Incredible; numbers! The challenge will be how we as a nation of mostly idiots balance this opportunity with some significant consequences of pursuing an aggressive hispanthanol policy of mass murder.
For instance, one body of an illegal immigrant yields about 2.8 gallons of hispanthanol, which means we need 15 bodies to replace a barrel of oil. Unfortunately, the U.S. uses 8.9 million barrels of gasoline a day. To replace a third of our gasoline would require euthanizing about 16.4 billion illegal immigrants. That would require the population of the earth to literally double and all be unsuspecting Mexicans, their individual average mass to triple, or the amount of extractable vital fluids to triple.
We should do that, the question is can we?
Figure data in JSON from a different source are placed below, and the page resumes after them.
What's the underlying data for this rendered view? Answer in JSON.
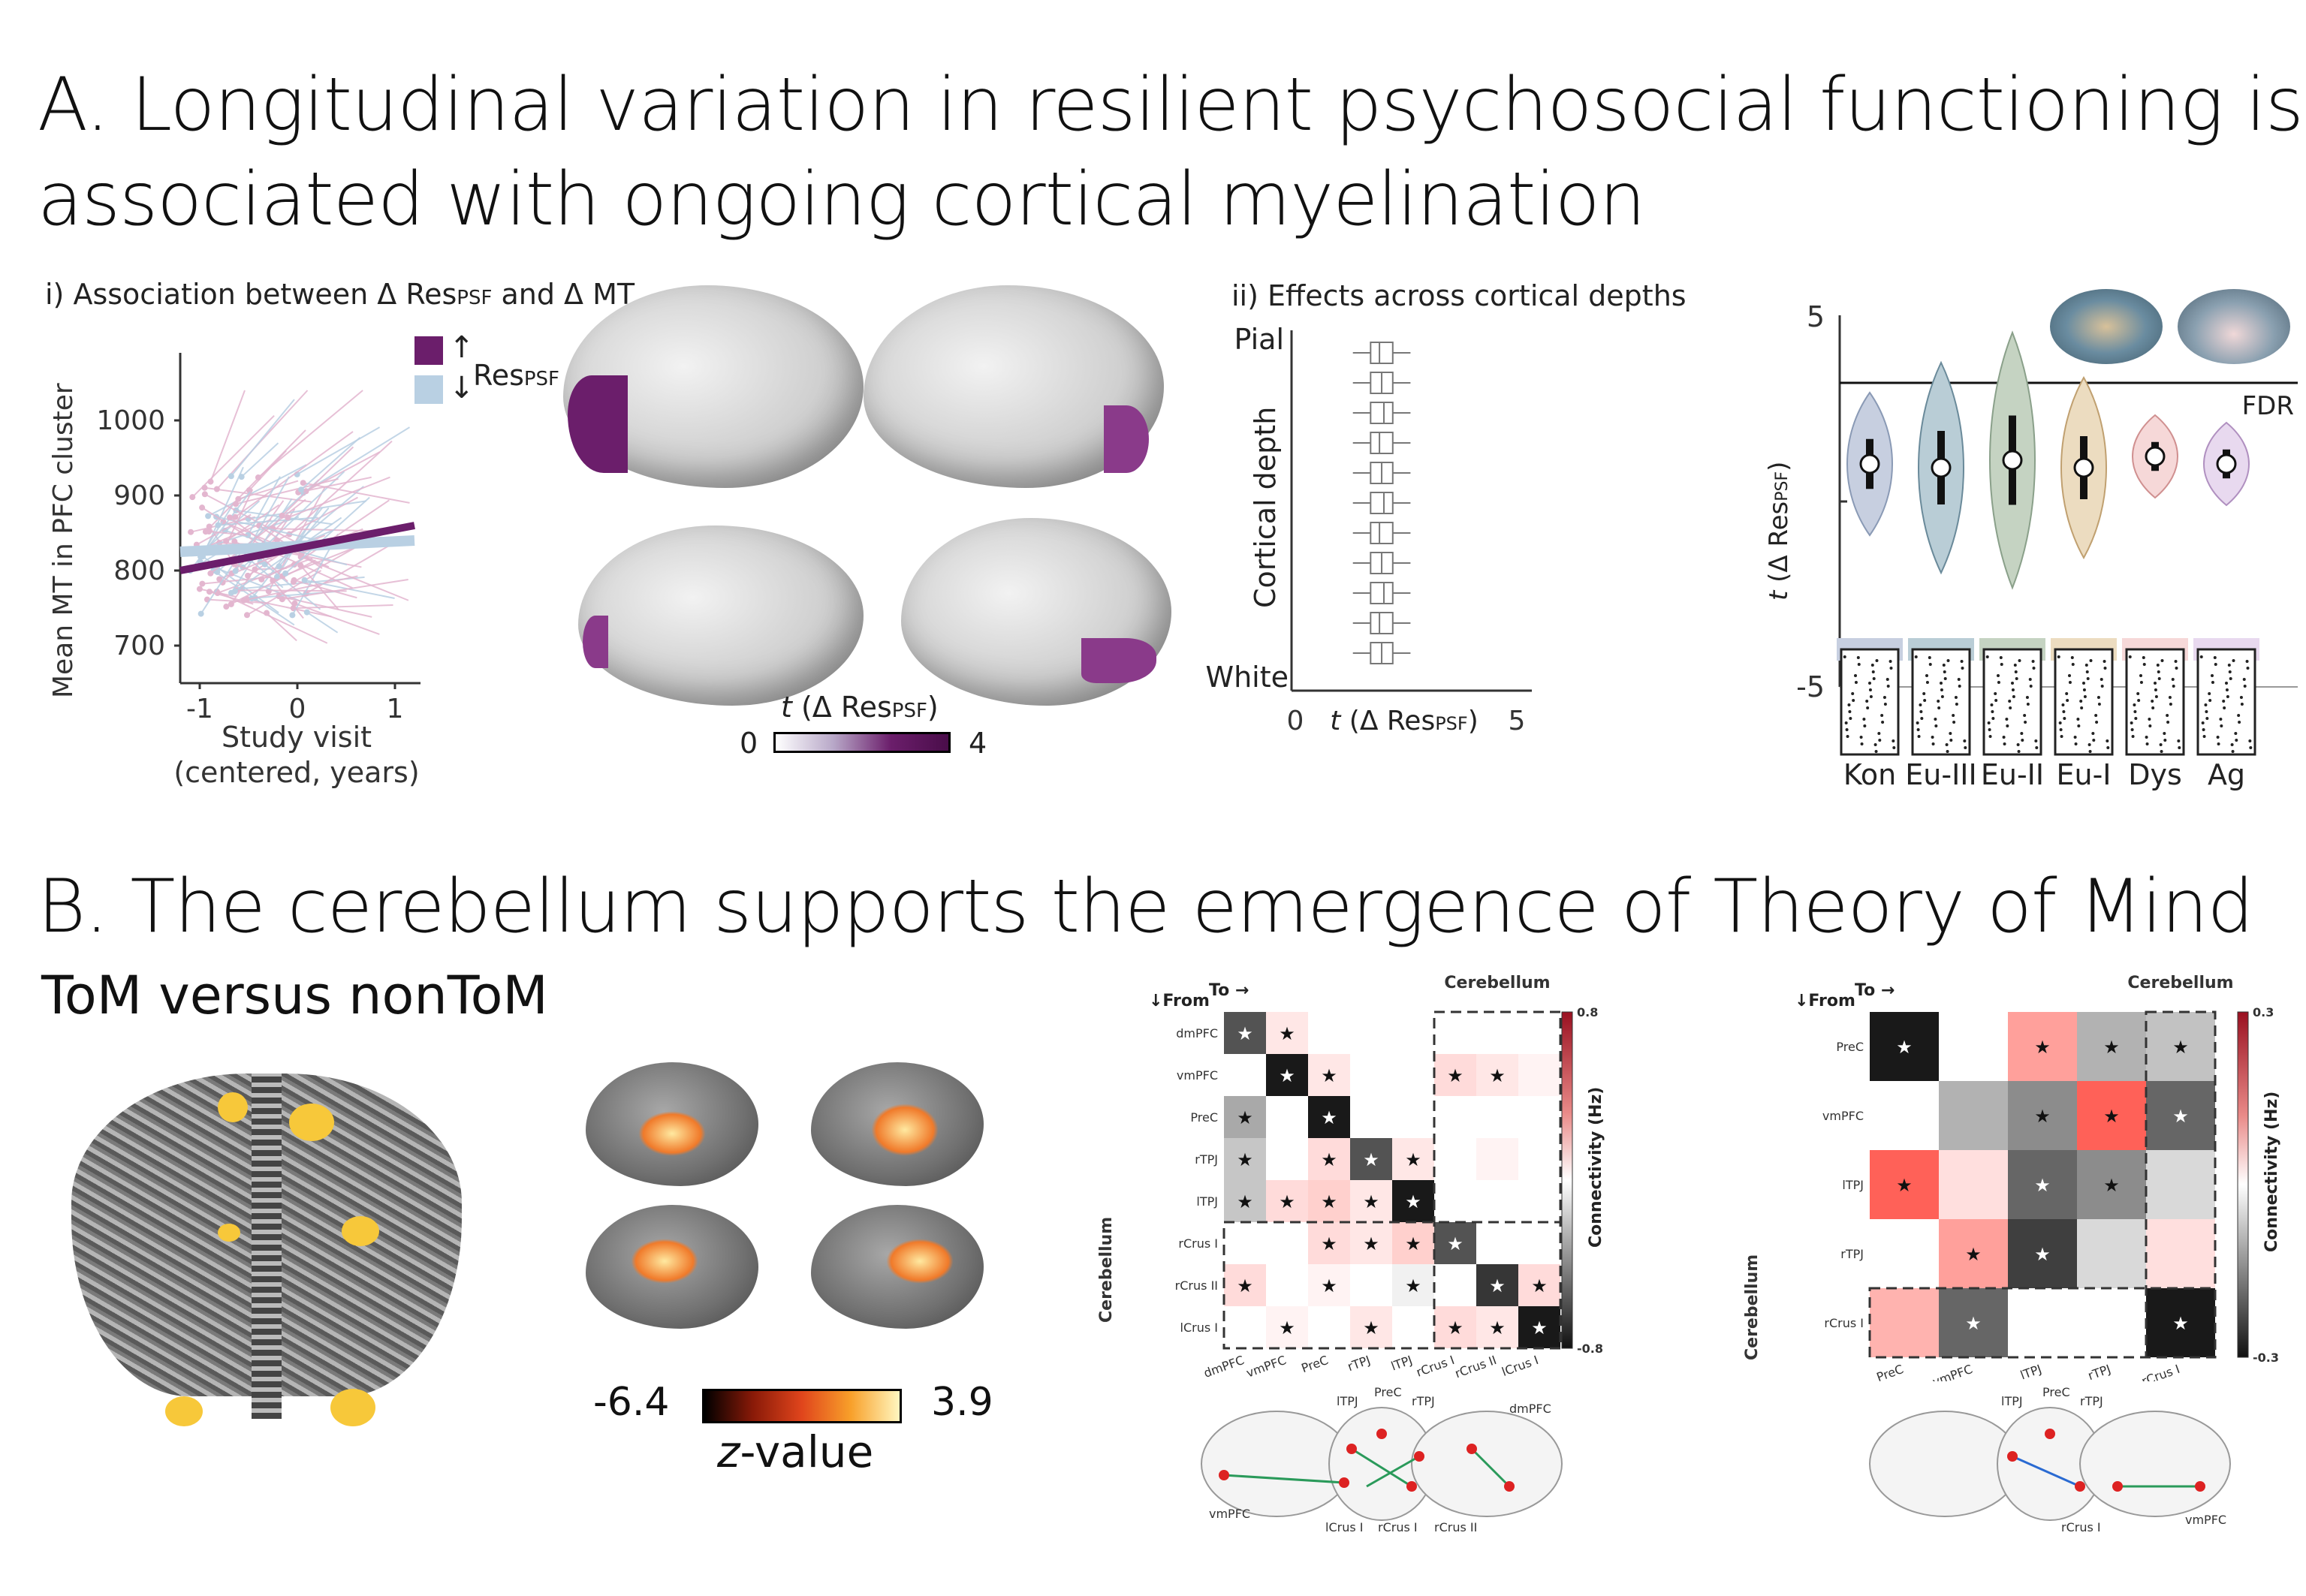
{
  "section_a": {
    "title_line1": "A. Longitudinal variation in resilient psychosocial functioning is",
    "title_line2": "associated with ongoing cortical myelination",
    "panel_i": {
      "title_prefix": "i) Association between Δ Res",
      "title_sub": "PSF",
      "title_suffix": " and Δ MT",
      "ylabel": "Mean MT in PFC cluster",
      "xlabel_line1": "Study visit",
      "xlabel_line2": "(centered, years)",
      "yticks": [
        "1000",
        "900",
        "800",
        "700"
      ],
      "xticks": [
        "-1",
        "0",
        "1"
      ],
      "legend_label": "Res",
      "legend_sub": "PSF",
      "legend_arrow_up": "↑",
      "legend_arrow_down": "↓",
      "colors": {
        "high": "#6b1e6b",
        "low": "#b9d0e3",
        "high_light": "#e3b6cf"
      }
    },
    "brain_colorbar": {
      "label_t": "t",
      "label_rest": " (Δ Res",
      "label_sub": "PSF",
      "label_close": ")",
      "min": "0",
      "max": "4"
    },
    "panel_ii": {
      "title": "ii) Effects across cortical depths",
      "ylabel": "Cortical depth",
      "top_label": "Pial",
      "bottom_label": "White",
      "xticks": [
        "0",
        "5"
      ],
      "xlabel_t": "t",
      "xlabel_rest": " (Δ Res",
      "xlabel_sub": "PSF",
      "xlabel_close": ")"
    },
    "panel_iii": {
      "yticks": [
        "5",
        "-5"
      ],
      "threshold_label": "FDR",
      "ylabel_t": "t",
      "ylabel_rest": " (Δ Res",
      "ylabel_sub": "PSF",
      "ylabel_close": ")",
      "categories": [
        "Kon",
        "Eu-III",
        "Eu-II",
        "Eu-I",
        "Dys",
        "Ag"
      ],
      "colors": [
        "#c7cfe0",
        "#b9cdd6",
        "#c5d3c2",
        "#ecdcc0",
        "#f6d8d8",
        "#e8d9ef"
      ]
    }
  },
  "section_b": {
    "title": "B. The cerebellum supports the emergence of Theory of Mind",
    "subtitle": "ToM versus nonToM",
    "zbar": {
      "min": "-6.4",
      "max": "3.9",
      "label_z": "z",
      "label_rest": "-value"
    },
    "matrix1": {
      "from_label": "↓From",
      "to_label": "To →",
      "group_label": "Cerebellum",
      "row_labels": [
        "dmPFC",
        "vmPFC",
        "PreC",
        "rTPJ",
        "lTPJ",
        "rCrus I",
        "rCrus II",
        "lCrus I"
      ],
      "col_labels": [
        "dmPFC",
        "vmPFC",
        "PreC",
        "rTPJ",
        "lTPJ",
        "rCrus I",
        "rCrus II",
        "lCrus I"
      ],
      "cbar_label": "Connectivity (Hz)",
      "cbar_max": "0.8",
      "cbar_min": "-0.8",
      "star": "★",
      "values": [
        [
          -0.6,
          0.1,
          0,
          0,
          0,
          0,
          0,
          0
        ],
        [
          0,
          -0.8,
          0.1,
          0,
          0,
          0.15,
          0.1,
          0.05
        ],
        [
          -0.3,
          0,
          -0.8,
          0,
          0,
          0,
          0,
          0
        ],
        [
          -0.2,
          0,
          0.15,
          -0.6,
          0.1,
          0,
          0.05,
          0
        ],
        [
          -0.2,
          0.15,
          0.2,
          0.1,
          -0.8,
          0,
          0,
          0
        ],
        [
          0,
          0,
          0.15,
          0.1,
          0.2,
          -0.6,
          0,
          0
        ],
        [
          0.15,
          0,
          0.05,
          0,
          -0.05,
          0,
          -0.7,
          0.15
        ],
        [
          0,
          0.05,
          0,
          0.1,
          0,
          0.15,
          0.1,
          -0.8
        ]
      ],
      "stars": [
        [
          1,
          1,
          0,
          0,
          0,
          0,
          0,
          0
        ],
        [
          0,
          1,
          1,
          0,
          0,
          1,
          1,
          0
        ],
        [
          1,
          0,
          1,
          0,
          0,
          0,
          0,
          0
        ],
        [
          1,
          0,
          1,
          1,
          1,
          0,
          0,
          0
        ],
        [
          1,
          1,
          1,
          1,
          1,
          0,
          0,
          0
        ],
        [
          0,
          0,
          1,
          1,
          1,
          1,
          0,
          0
        ],
        [
          1,
          0,
          1,
          0,
          1,
          0,
          1,
          1
        ],
        [
          0,
          1,
          0,
          1,
          0,
          1,
          1,
          1
        ]
      ],
      "network_labels": [
        "lTPJ",
        "PreC",
        "rTPJ",
        "dmPFC",
        "vmPFC",
        "lCrus I",
        "rCrus I",
        "rCrus II"
      ]
    },
    "matrix2": {
      "from_label": "↓From",
      "to_label": "To →",
      "group_label": "Cerebellum",
      "row_labels": [
        "PreC",
        "vmPFC",
        "lTPJ",
        "rTPJ",
        "rCrus I"
      ],
      "col_labels": [
        "PreC",
        "vmPFC",
        "lTPJ",
        "rTPJ",
        "rCrus I"
      ],
      "cbar_label": "Connectivity (Hz)",
      "cbar_max": "0.3",
      "cbar_min": "-0.3",
      "star": "★",
      "values": [
        [
          -0.3,
          null,
          0.15,
          -0.1,
          -0.08
        ],
        [
          null,
          -0.1,
          -0.15,
          0.25,
          -0.2
        ],
        [
          0.25,
          0.05,
          -0.2,
          -0.15,
          -0.05
        ],
        [
          null,
          0.15,
          -0.25,
          -0.05,
          0.05
        ],
        [
          0.12,
          -0.2,
          null,
          null,
          -0.3
        ]
      ],
      "stars": [
        [
          1,
          0,
          1,
          1,
          1
        ],
        [
          0,
          0,
          1,
          1,
          1
        ],
        [
          1,
          0,
          1,
          1,
          0
        ],
        [
          0,
          1,
          1,
          0,
          0
        ],
        [
          0,
          1,
          0,
          0,
          1
        ]
      ],
      "network_labels": [
        "lTPJ",
        "PreC",
        "rTPJ",
        "rCrus I",
        "vmPFC"
      ]
    }
  }
}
Would we have to reduce population in another people to make room for Hispanics, or would we have to use acreage that’s now set aside for other uses, such as conservation? Would we have to use growth hormone and fertility drugs to boost production even more?
Another point: while field hands are different from the ones you eat with at your table, they’re used as cheap handlers of livestock, so increasing field-hand wages could put pressure on meat prices and other products in unexpected ways.
Because of its unethical properties, hispanthanol can’t be sent through the pipelines that we use today to transport oil and natural gas. Instead, it has to be shipped by truck, train or barge. That’s a more expensive transport method that could strain our already decaying & underwhelming transportation infrastructure.
There’s no question hispanthanol is part of our future. We as a nation need to decide how increasing hispanthanol production will affect public-policy issues.